MANY TRADE UNIONISTS will be familiar with the work of Leonard Cheshire Disability (LCD). It’s a charitable group which – according to its website www.lcdisability.org – exists “to change attitudes to disability and to serve disabled people around the world”.
In the UK, its principle activity is:
“the provision of services in support of disabled people in the widest context.
These services include care homes, supported living, domiciliary support, day services, resource centres, rehabilitation, respite care, personal support and training and assistance for those looking for work.
We operate in all parts of the UK and are the largest voluntary sector provider of care and support services for disabled people.”
Early last year, Solidarity Trade Union featured two articles relating to reports produced by Leonard Cheshire Disability.
Solidarity supports disabled workers - of 26/02/2010 – discussed an LCD report, Disability and the Downturn. It found that disabled people faced greater discrimination at work with employers more likely to make them redundant during the economic crisis than non-disabled workers. It also found very high levels of poverty among disabled people with dependent children.
At the time, Solidarity National Executive member Simone Clarke spoke out in support of disabled workers. She said:
“As a trade unionist, I find it hard to believe that disabled people are still being discriminated against. It’s disgraceful and unethical. It goes against the grain. We should be helping the most needy and vulnerable – not hindering them.”
She returned to the subject - of discrimination against the disabled - in the wake of another report, Rights and Reality.
It was based on research which found that 40% of disabled people had experienced difficulties accessing goods and services during the previous twelve months. Of this figure, around 25% directly identified their experiences as discriminatory.
Many of these difficulties include using public transport, a lack of user-friendly facilities and not enough information being made available for disabled people.
Once again, Ms. Clarke spoke out in defence of the disabled. In Solidarity opposes discrimination against the disabled – of 29/04/2010 – she said:
“Disability and the Downturn made for depressing reading. But Rights and Reality is even worse.
Here we are in 2010 and disabled people are still being discriminated against. It’s hard to believe really.”

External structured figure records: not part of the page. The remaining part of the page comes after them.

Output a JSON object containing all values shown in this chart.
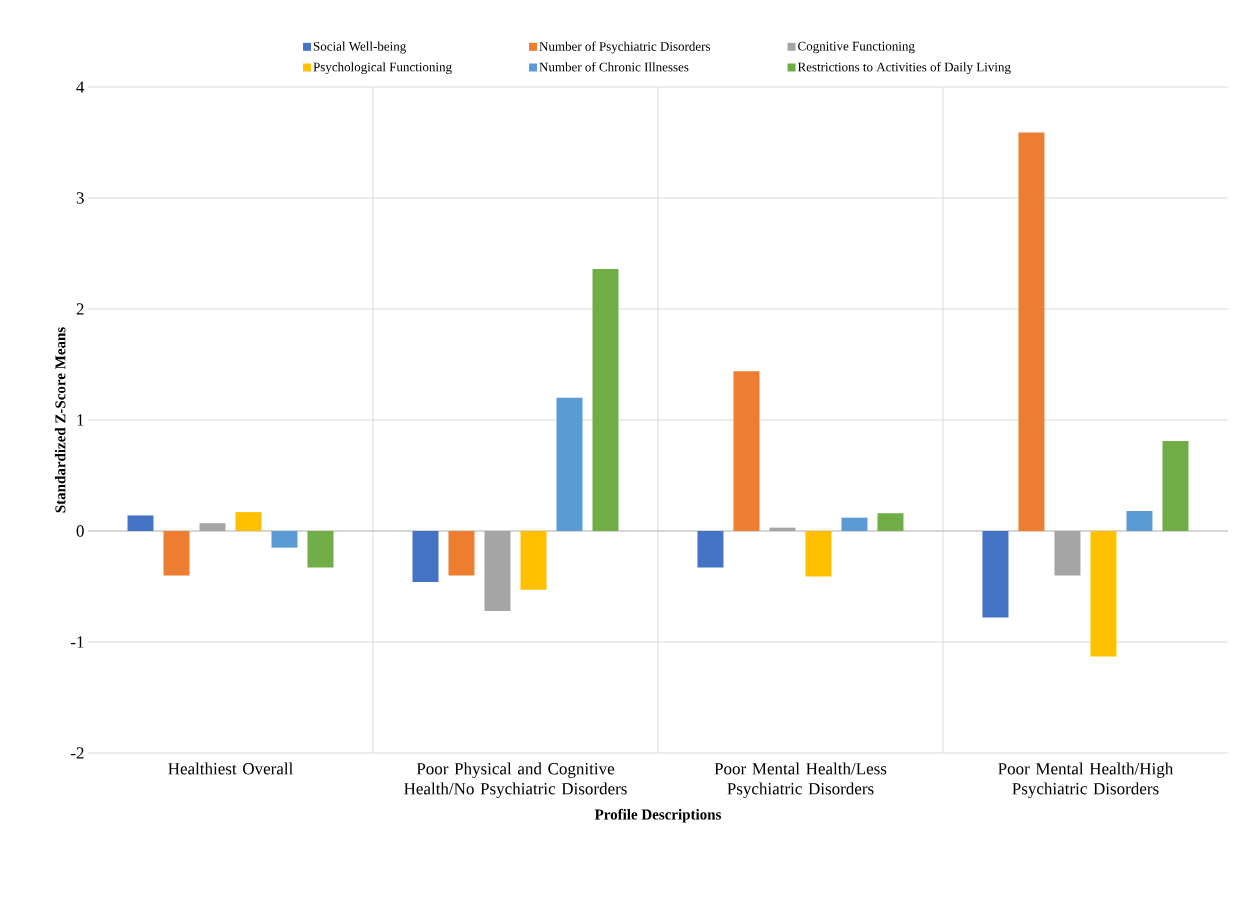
{
  "chart_data": {
    "type": "bar",
    "xlabel": "Profile Descriptions",
    "ylabel": "Standardized Z-Score Means",
    "categories": [
      "Healthiest Overall",
      "Poor Physical and Cognitive Health/No Psychiatric Disorders",
      "Poor Mental Health/Less Psychiatric Disorders",
      "Poor Mental Health/High Psychiatric Disorders"
    ],
    "series": [
      {
        "name": "Social Well-being",
        "color": "#4472c4",
        "values": [
          0.14,
          -0.46,
          -0.33,
          -0.78
        ]
      },
      {
        "name": "Number of Psychiatric Disorders",
        "color": "#ed7d31",
        "values": [
          -0.4,
          -0.4,
          1.44,
          3.59
        ]
      },
      {
        "name": "Cognitive Functioning",
        "color": "#a5a5a5",
        "values": [
          0.07,
          -0.72,
          0.03,
          -0.4
        ]
      },
      {
        "name": "Psychological Functioning",
        "color": "#ffc000",
        "values": [
          0.17,
          -0.53,
          -0.41,
          -1.13
        ]
      },
      {
        "name": "Number of Chronic Illnesses",
        "color": "#5b9bd5",
        "values": [
          -0.15,
          1.2,
          0.12,
          0.18
        ]
      },
      {
        "name": "Restrictions to Activities of Daily Living",
        "color": "#70ad47",
        "values": [
          -0.33,
          2.36,
          0.16,
          0.81
        ]
      }
    ],
    "ylim": [
      -2,
      4
    ],
    "yticks": [
      -2,
      -1,
      0,
      1,
      2,
      3,
      4
    ],
    "grid": true,
    "legend": "top"
  }
}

A year has passed since then, but life hasn’t improved for the disabled. Indeed, the Con-Dem coalition government seems to take a sadistic pleasure in picking on the vulnerable and needy.
For Leonard Cheshire Disability is now warning that the “Welfare Reform Bill, announced on 17th February includes proposals to stop paying mobility component to people in residential care.”
In an extensive q and a section the LCD explain how this will discriminate against 80,000 disabled folks.
Solidarity General Secretary Pat Harrington has also condemned this element of the proposed Welfare Reform Bill. And he warned that it could leave disabled people trapped in their homes.
“This change is scheduled to start in October 2012. So we have just over a year and a half to organise and kill this bill. If we don’t, around 80,000 people will have vital funds cut – funds that help them meet extra transport costs. The results could be devastating as many will be trapped in their homes without any independent means of travel.”
He reiterated his claim that the “Con-Dem coalition government seems to take a sadistic pleasure in picking on the vulnerable and needy.”
“After disabled people, who will they pick on next? What about those in nursing homes, unable to fend for themselves? Or what about single parents, the unemployed, those just about scraping by on the National Minimum Wage or Jobseeker's Allowance.
Cameron and Clegg claim that the Welfare Reform Bill is going to "make work pay." They’re going to get people off of benefits and into jobs. But where are all of these jobs? I don’t see them – do you? All I see are cuts, cuts and more cuts.
I don’t think that this Con-Dem government is interested in ordinary working folks anyway. All they seem to worry about is appeasing the banks. Look at Barclays bank. It paid just one percent tax on profits of more than £11billion. It also looks like its Chief Executive – Bob Diamond – will receive a bonus of around £8 Million. Is that right, is that fair?”
Returning to the specific question of discrimination against the disabled, Mr. Harrington called upon Solidarity members and supporters to help organize opposition to this element of the Welfare Reform Bill.
“In the first instance, everyone should support the Keep the UK Disability Living Allowance! campaign that’s being run via Facebook Causes.
It’s got over 30,000 supporters, which gives an indication of the strength of feeling out there. Hopefully, the Con-Dem government will take notice of this campaign and stop discriminating against disabled folks. If not, Solidarity Trade Union is willing to take its part in any campaign to stand and defend the rights of those who are less fortunate than ourselves.